A number of gypsies were camping in West Rome, and some of the women were working Broad Street telling fortunes. One of the little gypsy girls tried to mail a letter in a fire alarm box and pulled the alarm, bringing trucks whizzing to West 11th Street and Fifth Avenue. As they arrived she was scampering off to the camp as if the “bad man” was about to get her. … Ex-Mayor J.W. Hancock motored to Rome over the weekend to greet his many friends. He came up from Macon in his automobile, covering the 200 miles in eight hours running time. He returned by train, leaving his machine here for the use by his family. … Dr. W.J. Shaw bought the lot in East Rome on Cherokee Hill between the homes of John H. Reynolds and Mayor Andrews, and planned to erect an artistic residence. … Mrs. Seaborn Wright purchased the lot adjoining the Norton Smith place in East Rome and was to erect a handsome house. … J.M. Lay was to build a $4,000 residence at 901 Broad Street, to be two stories containing eight rooms.

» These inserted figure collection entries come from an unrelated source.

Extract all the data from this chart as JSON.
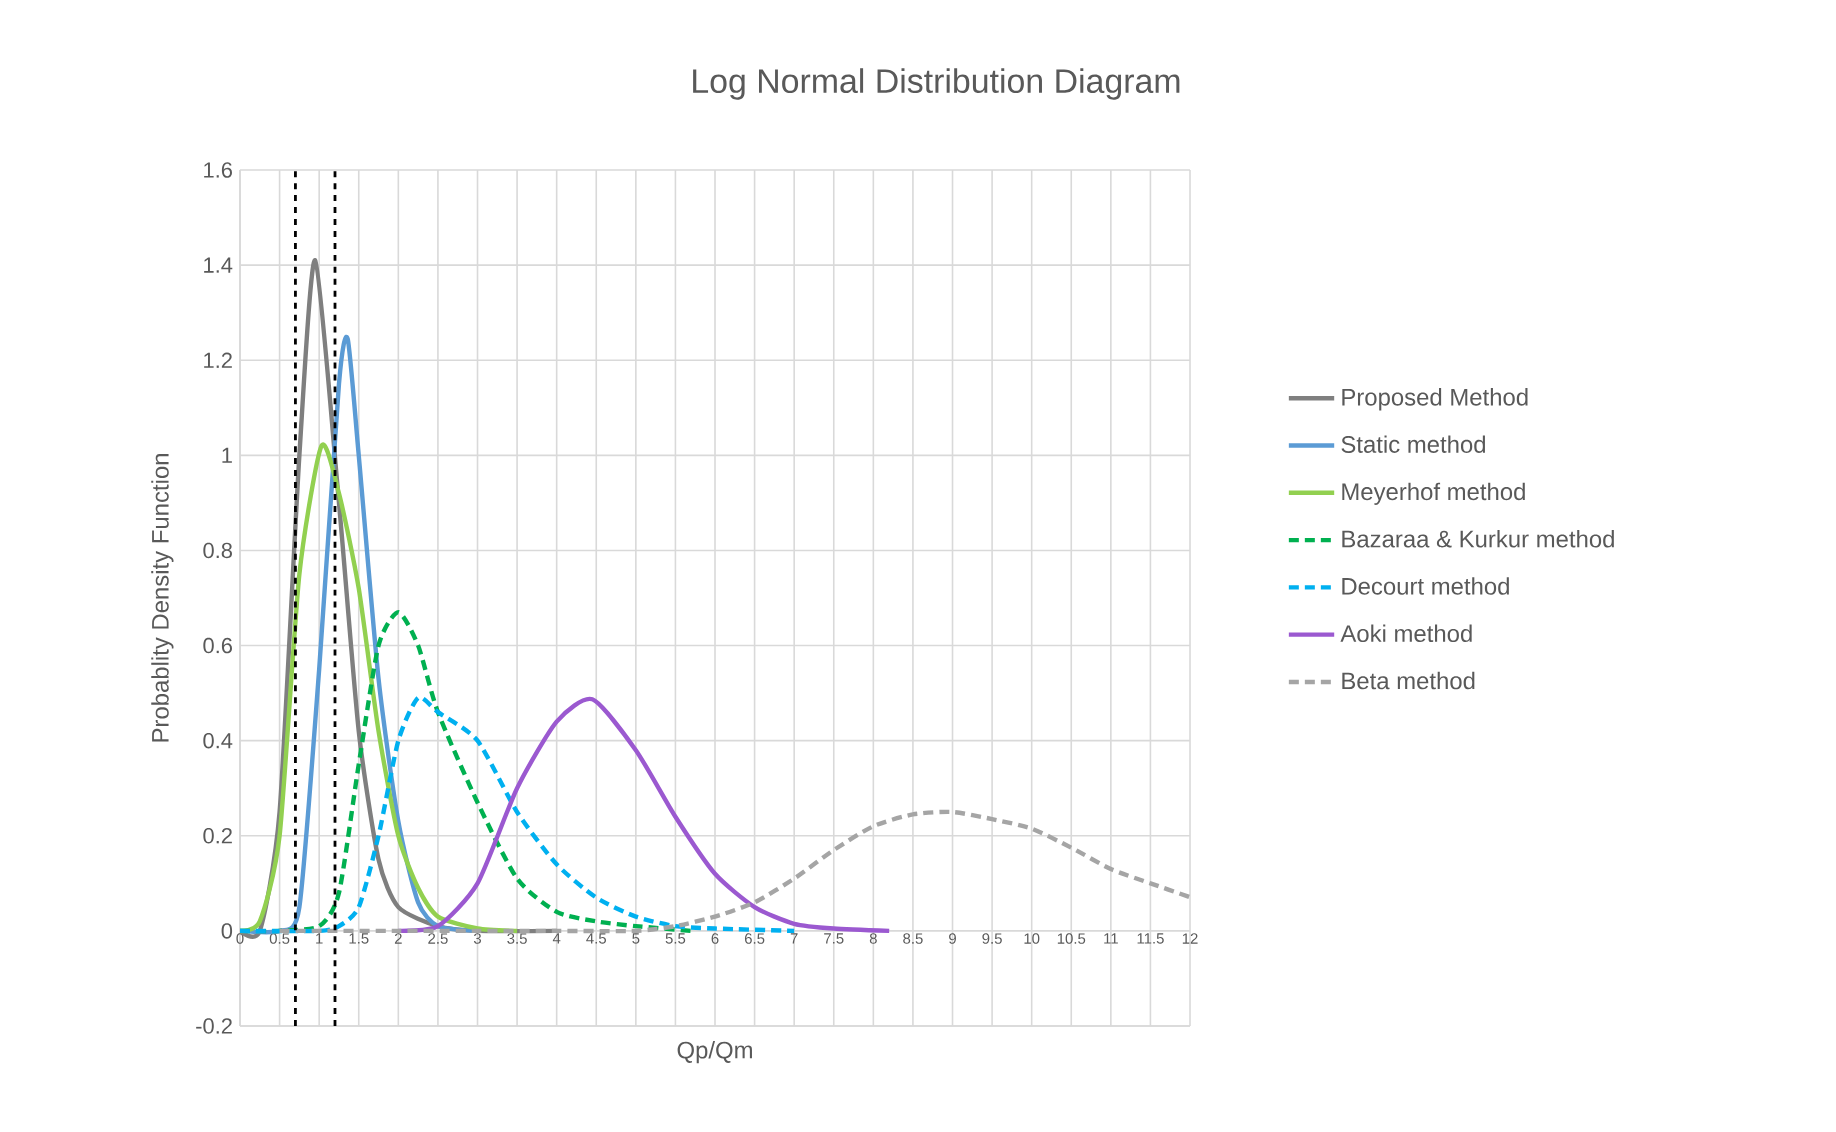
{
  "chart_data": {
    "type": "line",
    "title": "Log Normal Distribution Diagram",
    "xlabel": "Qp/Qm",
    "ylabel": "Probablity Density Function",
    "xlim": [
      0,
      12
    ],
    "xticks": [
      0,
      0.5,
      1,
      1.5,
      2,
      2.5,
      3,
      3.5,
      4,
      4.5,
      5,
      5.5,
      6,
      6.5,
      7,
      7.5,
      8,
      8.5,
      9,
      9.5,
      10,
      10.5,
      11,
      11.5,
      12
    ],
    "ylim": [
      -0.2,
      1.6
    ],
    "yticks": [
      -0.2,
      0,
      0.2,
      0.4,
      0.6,
      0.8,
      1,
      1.2,
      1.4,
      1.6
    ],
    "grid": true,
    "legend": "right",
    "ref_lines": [
      {
        "axis": "x",
        "value": 0.7,
        "color": "#000000",
        "line_style": "dashed"
      },
      {
        "axis": "x",
        "value": 1.2,
        "color": "#000000",
        "line_style": "dashed"
      }
    ],
    "series": [
      {
        "name": "Proposed Method",
        "color": "#7f7f7f",
        "line_style": "solid",
        "x": [
          0,
          0.25,
          0.5,
          0.75,
          0.95,
          1.25,
          1.5,
          1.75,
          2,
          2.5,
          3,
          4
        ],
        "values": [
          0,
          0,
          0.25,
          1.0,
          1.41,
          0.9,
          0.42,
          0.15,
          0.05,
          0.01,
          0,
          0
        ]
      },
      {
        "name": "Static method",
        "color": "#5b9bd5",
        "line_style": "solid",
        "x": [
          0,
          0.5,
          0.75,
          1,
          1.25,
          1.36,
          1.5,
          1.75,
          2,
          2.25,
          2.5,
          3
        ],
        "values": [
          0,
          0,
          0.05,
          0.55,
          1.15,
          1.245,
          1.0,
          0.53,
          0.23,
          0.06,
          0.01,
          0
        ]
      },
      {
        "name": "Meyerhof method",
        "color": "#92d050",
        "line_style": "solid",
        "x": [
          0,
          0.25,
          0.5,
          0.75,
          1.03,
          1.25,
          1.5,
          1.75,
          2,
          2.25,
          2.5,
          3,
          3.5
        ],
        "values": [
          0,
          0.02,
          0.2,
          0.75,
          1.02,
          0.92,
          0.72,
          0.42,
          0.2,
          0.09,
          0.03,
          0.005,
          0
        ]
      },
      {
        "name": "Bazaraa & Kurkur method",
        "color": "#00b050",
        "line_style": "dashed",
        "x": [
          0,
          0.5,
          1,
          1.25,
          1.5,
          1.75,
          2,
          2.25,
          2.5,
          3,
          3.5,
          4,
          4.5,
          5,
          5.7
        ],
        "values": [
          0,
          0,
          0.01,
          0.08,
          0.35,
          0.6,
          0.67,
          0.6,
          0.46,
          0.27,
          0.11,
          0.04,
          0.02,
          0.01,
          0
        ]
      },
      {
        "name": "Decourt method",
        "color": "#00b0f0",
        "line_style": "dashed",
        "x": [
          0,
          1,
          1.25,
          1.5,
          1.75,
          2,
          2.25,
          2.5,
          3,
          3.5,
          4,
          4.5,
          5,
          5.5,
          6,
          7
        ],
        "values": [
          0,
          0,
          0.01,
          0.05,
          0.2,
          0.4,
          0.49,
          0.46,
          0.4,
          0.25,
          0.14,
          0.07,
          0.03,
          0.01,
          0.005,
          0
        ]
      },
      {
        "name": "Aoki method",
        "color": "#9b59d0",
        "line_style": "solid",
        "x": [
          2,
          2.5,
          3,
          3.5,
          4,
          4.45,
          5,
          5.5,
          6,
          6.5,
          7,
          7.5,
          8.2
        ],
        "values": [
          0,
          0.01,
          0.1,
          0.3,
          0.44,
          0.487,
          0.38,
          0.24,
          0.12,
          0.05,
          0.015,
          0.005,
          0
        ]
      },
      {
        "name": "Beta method",
        "color": "#a5a5a5",
        "line_style": "dashed",
        "x": [
          0.5,
          1,
          2,
          3,
          4,
          5,
          5.5,
          6,
          6.5,
          7,
          7.5,
          8,
          8.5,
          9,
          9.5,
          10,
          10.5,
          11,
          11.5,
          12
        ],
        "values": [
          0,
          0,
          0,
          0,
          0,
          0,
          0.01,
          0.03,
          0.06,
          0.11,
          0.17,
          0.22,
          0.245,
          0.25,
          0.235,
          0.215,
          0.175,
          0.13,
          0.1,
          0.071
        ]
      }
    ]
  }
}
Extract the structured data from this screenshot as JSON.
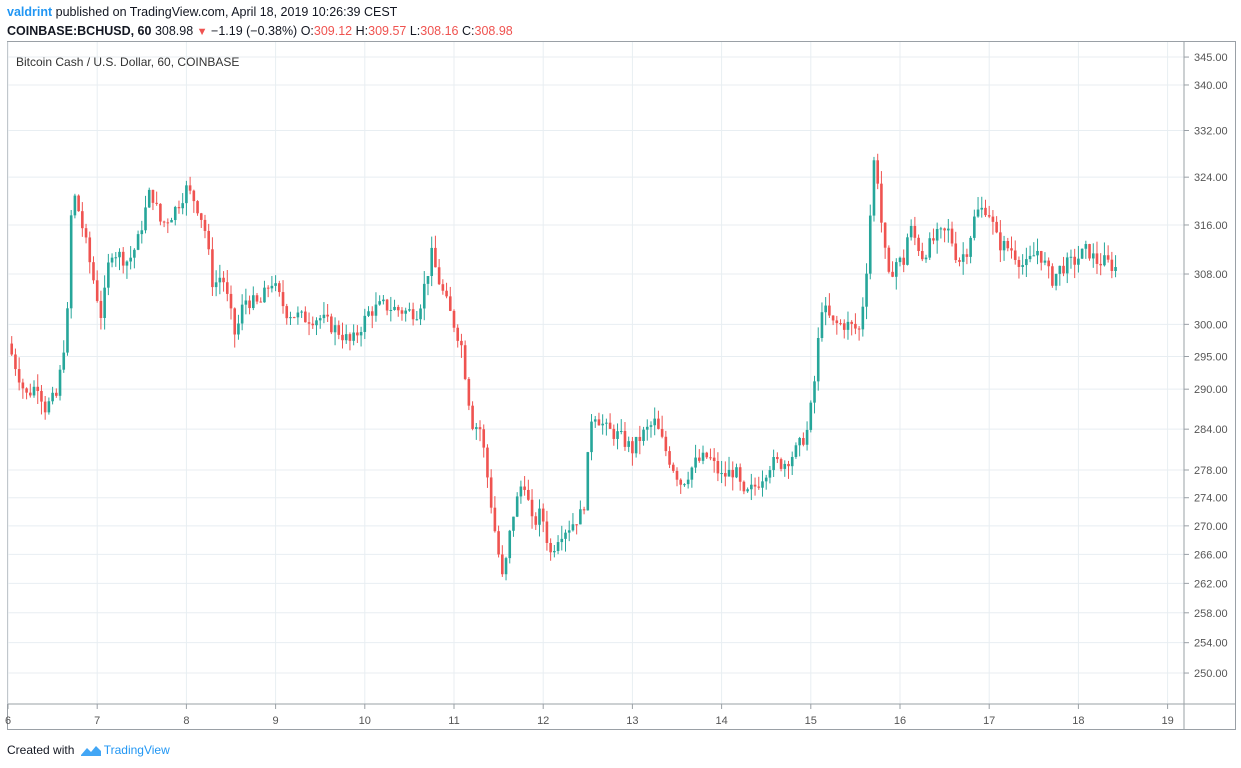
{
  "header": {
    "username": "valdrint",
    "published_text": "published on TradingView.com, April 18, 2019 10:26:39 CEST",
    "symbol": "COINBASE:BCHUSD, 60",
    "last": "308.98",
    "change": "−1.19 (−0.38%)",
    "o_label": "O:",
    "o_value": "309.12",
    "h_label": "H:",
    "h_value": "309.57",
    "l_label": "L:",
    "l_value": "308.16",
    "c_label": "C:",
    "c_value": "308.98"
  },
  "footer": {
    "created_with": "Created with",
    "brand": "TradingView"
  },
  "colors": {
    "up": "#26a69a",
    "down": "#ef5350",
    "grid": "#e8eef2",
    "axis_text": "#555555",
    "brand": "#2196f3"
  },
  "chart_data": {
    "type": "candlestick",
    "title": "Bitcoin Cash / U.S. Dollar, 60, COINBASE",
    "y_ticks": [
      "345.00",
      "340.00",
      "332.00",
      "324.00",
      "316.00",
      "308.00",
      "300.00",
      "295.00",
      "290.00",
      "284.00",
      "278.00",
      "274.00",
      "270.00",
      "266.00",
      "262.00",
      "258.00",
      "254.00",
      "250.00"
    ],
    "x_ticks": [
      "6",
      "7",
      "8",
      "9",
      "10",
      "11",
      "12",
      "13",
      "14",
      "15",
      "16",
      "17",
      "18",
      "19"
    ],
    "y_scale": "log",
    "ylim": [
      246.5,
      347
    ],
    "xlim": [
      6.0,
      19.15
    ],
    "grid": true,
    "anchors": [
      [
        6.0,
        297
      ],
      [
        6.2,
        289
      ],
      [
        6.35,
        291
      ],
      [
        6.4,
        287
      ],
      [
        6.55,
        289
      ],
      [
        6.62,
        296
      ],
      [
        6.67,
        302
      ],
      [
        6.72,
        322
      ],
      [
        6.8,
        318
      ],
      [
        6.93,
        309
      ],
      [
        7.05,
        301
      ],
      [
        7.15,
        312
      ],
      [
        7.35,
        310
      ],
      [
        7.45,
        313
      ],
      [
        7.6,
        322
      ],
      [
        7.72,
        316
      ],
      [
        7.85,
        318
      ],
      [
        8.0,
        322
      ],
      [
        8.1,
        320
      ],
      [
        8.2,
        316
      ],
      [
        8.3,
        306
      ],
      [
        8.4,
        308
      ],
      [
        8.55,
        298
      ],
      [
        8.65,
        304
      ],
      [
        8.82,
        303
      ],
      [
        8.95,
        307
      ],
      [
        9.12,
        302
      ],
      [
        9.3,
        301
      ],
      [
        9.5,
        301
      ],
      [
        9.7,
        299
      ],
      [
        9.85,
        297
      ],
      [
        10.05,
        302
      ],
      [
        10.2,
        303
      ],
      [
        10.45,
        302
      ],
      [
        10.6,
        302
      ],
      [
        10.75,
        311
      ],
      [
        10.85,
        306
      ],
      [
        10.95,
        302
      ],
      [
        11.08,
        297
      ],
      [
        11.2,
        285
      ],
      [
        11.3,
        284
      ],
      [
        11.45,
        270
      ],
      [
        11.55,
        262
      ],
      [
        11.65,
        271
      ],
      [
        11.78,
        277
      ],
      [
        11.88,
        270
      ],
      [
        11.98,
        272
      ],
      [
        12.08,
        266
      ],
      [
        12.18,
        269
      ],
      [
        12.3,
        270
      ],
      [
        12.45,
        272
      ],
      [
        12.55,
        287
      ],
      [
        12.7,
        284
      ],
      [
        12.85,
        283
      ],
      [
        13.0,
        281
      ],
      [
        13.1,
        283
      ],
      [
        13.25,
        285
      ],
      [
        13.4,
        280
      ],
      [
        13.55,
        276
      ],
      [
        13.7,
        279
      ],
      [
        13.85,
        280
      ],
      [
        14.0,
        277
      ],
      [
        14.15,
        278
      ],
      [
        14.25,
        274
      ],
      [
        14.4,
        276
      ],
      [
        14.55,
        279
      ],
      [
        14.7,
        279
      ],
      [
        14.85,
        281
      ],
      [
        14.97,
        284
      ],
      [
        15.05,
        292
      ],
      [
        15.12,
        303
      ],
      [
        15.25,
        300
      ],
      [
        15.4,
        300
      ],
      [
        15.55,
        299
      ],
      [
        15.62,
        308
      ],
      [
        15.72,
        329
      ],
      [
        15.8,
        315
      ],
      [
        15.87,
        307
      ],
      [
        15.95,
        310
      ],
      [
        16.05,
        310
      ],
      [
        16.1,
        316
      ],
      [
        16.25,
        311
      ],
      [
        16.4,
        314
      ],
      [
        16.55,
        315
      ],
      [
        16.65,
        310
      ],
      [
        16.75,
        312
      ],
      [
        16.85,
        318
      ],
      [
        16.98,
        319
      ],
      [
        17.1,
        313
      ],
      [
        17.25,
        312
      ],
      [
        17.4,
        309
      ],
      [
        17.55,
        312
      ],
      [
        17.7,
        307
      ],
      [
        17.8,
        309
      ],
      [
        17.95,
        310
      ],
      [
        18.1,
        312
      ],
      [
        18.2,
        310
      ],
      [
        18.3,
        310
      ],
      [
        18.42,
        308.98
      ]
    ]
  }
}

The first commencement exercises of Greater Shorter College were under way this weekend fifty years ago on its magnificent new site overlooking Rome. It marked the close of a most successful year’s work in all departments.
Seventeen young ladies were to receive diplomas.
College authorities announced that after this session of Shorter there would be no more sororities allowed on the
campus. Five national groups were represented there: Phi Mu, Sigma Iota Chi, Alpha Sigma Alpha, Phi Mu Gamma and Kappa Delta Psi. They were established beginning in the fall of 1910.
Fire destroyed the home of Mrs. Fletcher Smith on the Summerville Pike, with an estimated loss of $7,000. The family was to occupy the Bailey Gordon home on East Fourth Street while the Gordon family spent the summer in South Carolina. … Nearly 2,000 people attended the baptizing in West Rome, with 14 receiving the sacrament.… All the Lindale mill operative homes were being painted under the direction of W.M. Turley, greatly improving the city’s appearance. … A lively runaway drew a crowd to New Town’s Broad Street, when the two fine horses of D.W. Barnett became frightened and made a wild dash before they could be stopped. …
Miss Sara King and Lawrence C. Small, of Macon, were married in a beautiful church wedding at First Presbyterian a half century ago. Magnolia foliage and blossoms and burning tapers decorated the altar, before which the Rev. Bunyan Stephens, of Florida, a classmate of the groom, and Dr. G.G. Sydnor officiated.
The couple was attended by Holmes Cheney, George Magruder, Frank Murray, Dr. Walker Curry, Frank Rogers, of Macon, and Lawrence Vickery, of New York, who was best man; Mrs. Holmes Cheney, and Mrs. Thomas Bush of Chester, Pa.
The bride wore an empire gown of rich meteor satin with short vest and butterfly sleeves of rosepoint lace, a half chaplet of orange blossoms holding a veil, and carried a bouquet of valley lilies and pale pink orchids.
A reception was held at the bride’s home on Eighth Avenue. After a wedding trip, the couple was to reside in Macon.